My example in the handout is twelve more than the quotient of fifteen minus nine (that was in parentheses) and three. So, the 15 minus nine they would do first to get six, and then they would find the quotient of six and three, which would be two. And then 12 more than that would be 14. So, that’s really challenging and that takes the difficulty up a notch for sure.

Another way to differentiate is to include exponents like I mentioned before, and you’ll want these problems to be at least four steps. Four or five steps I think is good for green. And then I think this goes without saying, but in this green level, the PEMDAS acronym is not visible. They won’t need it. They’ll know how to interpret it and use it.

Let’s look at another fifth-grade standard. This one is comparing decimals to the thousandths place. I think the tricky thing with this standard is when the decimals are different lengths, like when one goes to the tenths place, and one goes to the thousandths place.

So, for red questions, you’ll want to make sure that these have the same number of digits, and you can also provide a place value chart for support.

For yellow questions, you won’t need a place value chart, and you also want to provide examples where the decimals are not the same number of digits. For example, have them compare 6.5 to 6.375. It’s also a little bit harder if these decimals are written horizontally. So, I would recommend doing that in this yellow level.

For green questions, the comparison statement can be written in different forms. So, you can write one decimal in expanded form, and then the other in word form, and they have to change them back to standard form before they compare.
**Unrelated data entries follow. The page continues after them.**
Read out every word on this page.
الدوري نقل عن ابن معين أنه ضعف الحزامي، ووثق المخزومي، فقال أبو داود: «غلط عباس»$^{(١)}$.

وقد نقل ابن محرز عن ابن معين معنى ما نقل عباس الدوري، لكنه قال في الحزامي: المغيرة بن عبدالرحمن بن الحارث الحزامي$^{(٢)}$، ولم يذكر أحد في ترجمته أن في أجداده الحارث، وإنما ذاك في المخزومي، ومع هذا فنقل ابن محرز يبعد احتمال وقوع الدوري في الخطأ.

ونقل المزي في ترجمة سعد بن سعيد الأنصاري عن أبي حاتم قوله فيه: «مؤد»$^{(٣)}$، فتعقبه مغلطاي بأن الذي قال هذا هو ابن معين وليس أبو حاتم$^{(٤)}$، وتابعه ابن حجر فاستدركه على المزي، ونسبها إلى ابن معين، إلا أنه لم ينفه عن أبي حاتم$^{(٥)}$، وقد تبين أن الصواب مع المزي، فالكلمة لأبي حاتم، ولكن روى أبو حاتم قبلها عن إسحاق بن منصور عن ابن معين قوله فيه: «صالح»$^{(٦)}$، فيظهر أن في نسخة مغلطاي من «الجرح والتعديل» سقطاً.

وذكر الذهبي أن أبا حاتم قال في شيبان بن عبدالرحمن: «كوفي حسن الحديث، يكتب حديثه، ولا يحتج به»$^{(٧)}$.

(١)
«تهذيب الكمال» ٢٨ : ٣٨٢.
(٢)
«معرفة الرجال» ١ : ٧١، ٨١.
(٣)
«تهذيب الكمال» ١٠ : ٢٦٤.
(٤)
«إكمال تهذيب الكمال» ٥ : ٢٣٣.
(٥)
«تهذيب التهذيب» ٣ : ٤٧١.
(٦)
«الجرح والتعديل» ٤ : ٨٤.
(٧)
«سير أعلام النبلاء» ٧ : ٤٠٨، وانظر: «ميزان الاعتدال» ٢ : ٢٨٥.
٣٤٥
You can also extend this to compare three or more decimals, which leads me to my next idea. You can give them scores from a sporting event and have them put those scores in order from first place to third place.

What’s neat about this idea is they’ll have to consider when you want a lower score, like in swimming or other racing events, and when you would want a higher score, like in gymnastics or figure skating. I love that these questions tie in that real-world connection, and it also gives them a little bit of challenge.

All right, well, that was my final example for today. Hopefully, these examples got your wheels turning as to how you can create scaffolded and differentiated question sets. And again, even if you don’t teach third, fourth or fifth grade, I think a lot of these examples that we went through you can also apply to your own grade level.

So, let’s go ahead and wrap up with today’s teaching tip of the week. This one is another techy tip that I have found to be extremely helpful, because sometimes I close a tab too soon, or sometimes it’s by complete accident. But if you do that there is absolutely no need to panic. So, here’s what you do.

Go to the tab bar at the top of your screen, and you’ll see a plus sign there. Now normally, when you click on that plus sign, it will open a new tab. But this time, you’re going to right-click on it. And when you do that, you’ll see an option that says reopen closed tab. So, if you click on that, it will restore the tab that you just closed. So, the next time you accidentally close the tab, there is no need to panic.

All right. Well, that is all for today’s episode. I hope you’ve enjoyed it. Have a great week, and I will see you next Tuesday.